NEW Stupid Republican Idea of the Day (Part 3)

To think this lunatic obtained a license to be anybody’s doctor.

He escaped from the asylum? “Sigh, get your nets, he got out again”.

In all seriousness, is he trying to make a joke here? Because if he is serious, someone needs to look into his medical license to practice.

Another day, another “conservative Christian” leader caught trying to fondle his chauffeur’s dick.

https://www.cnn.com/2023/12/16/politics/matt-schlapp-cpac-sexual-assault-allegations/index.html

I don’t know, why don’t we ask them? I’d expect that most of the students chanting it on college campuses don’t have any clue that some people use the same terms to advocate genocide. And heck, I imagine that most Palestinians, even, would be happy with an Israeli government that wasn’t dominated by Netanyahu and his extremists. It’s just too bad that Hamas has now completely sealed Netanyahu’s hold on power for the foreseeable future.

A lot of people I know are thinking just the opposite, that once things have calmed down a bit, Bibi’s incredible failure to pay attention to the warnings from the intelligence services means that he will be out, pronto, and with any luck, in jail as well. He’ll obviously try to put the reckoning off as long as possible, but he’s got to go.

And now Tucker Carlson’s “open” to being a flat-earther.

Tucker Carlson’s descent into pushing conspiracies hit a scientific new low as the former Fox News host suggested in a new interview that he’s open to the theory that Earth may actually be flat.

Speaking to the Blaze’s Alex Stein (via Meidas Touch), Carlson was asked about the Flat Earth theory. “Well, I’m open to anything,” he replied. “How could I not be open to anything at this point? I mean, there’s been so much deception that you can’t trust your preconceptions.”

So, there you have it, science, actual science, is just a preconception one cannot trust.

Someone should tell ol’ Tucker that Science says not to drink bleach.

I’m sure it’s been covered and will just accept a yes/no answer: has there been any suggestion that Bibi knew/suspected that the attack was coming? Similar to the “9/11” conspiracies? I don’t believe the idea (fully) but I’m sure it’s been floated.

I’m afraid much of what I’ve heard is second-hand from people who have read the news reports, so no immediate cites, but I understand that intelligence knew about the build up and reported it, but he was too busy trying to bust the supreme court.

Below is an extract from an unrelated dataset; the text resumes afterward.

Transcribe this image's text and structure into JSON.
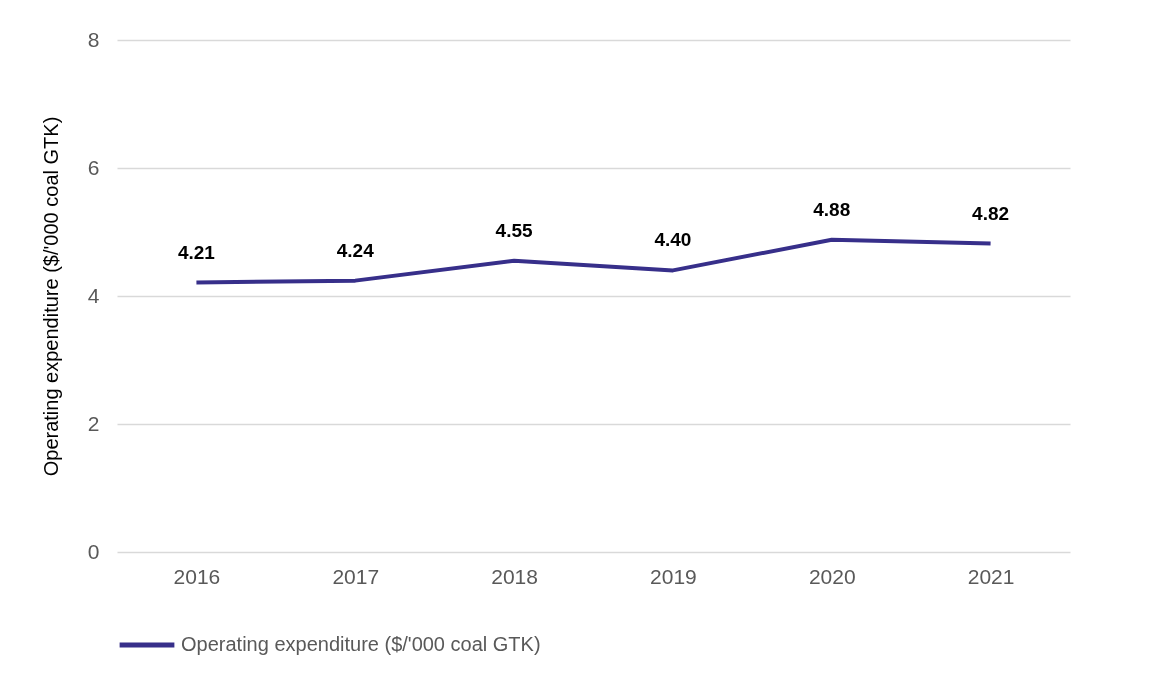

However, this article in the NYT (gift link) says that it was the military and intelligence services that didn’t believe it, and Netanyahu may not have seen it. But I’m sure many will claim he still bears the responsibility for not preventing it.

Thank you.

No. He’ll figure it out or win a Darwin award trying.

So…reject the evidence of your eyes and ears?

Funny how often these guys, the party of ‘do your own research’, come right out and tell you not to trust your eyes and ears.

At least if they’re going to believe something stupid, being a flat-earther is probably one of the more harmless directions they could go.
OTOH, I guess we can’t rule out a flat-earther getting elected to a high enough position to cause problems.

Unfortunately, unlike his viewers, he’s not an actual moran. He just plays one on TV, to con his fans and keep those big bux rolling in.

You know, I can’t help but wonder what it must be like when someone like that meets — in a situation where it’d be appropriate to showcase that persona — someone else who (a) likewise talks like that but (b) likewise doesn’t believe a word of it.

If his viewers want to drink bleach, they can have a Darwin award too.

Not anymore. Now he’s just playing a moron on [checks internet because I have no idea where he ended up]…The Tucker Carlson Network, a new streaming service and (formerly?) doing interviews on X.
I’m guessing there’s no Big Bux rolling in these days.

Don’t you have to be childless to win a Darwin award? I thought the whole idea was that you did something stupid enough to prevent you from reproducing.

Not a disqualification.

The existence of offspring, though potentially deleterious to the gene pool, does not disqualify a nominee. Children inherit only half of each parent’s genetic material and thus have their own chance to survive or snuff themselves. If, for instance, the offspring has inherited the “Play With Combustibles” gene, but also has inherited the “Use Caution When…” gene, then she is a potential innovator and asset to the human race. Therefore, each nominee is judged based on whether or not she has removed her own genes, without consideration to the number of offspring or, in the case of an elderly winner, the likelihood of producing more offspring.

I was always under the impression that, technically, you have to be younger than child bearing age. The idea being that you’re doing something stupid (and fatal) before you’re physically able to reproduce. But, to be honest, I’ve not given it much thought beyond that.

I think people try to stay away from making fun of kids getting killed doing stupid things and it’s now just a generic term for anyone doing something stupid and possibly fatal.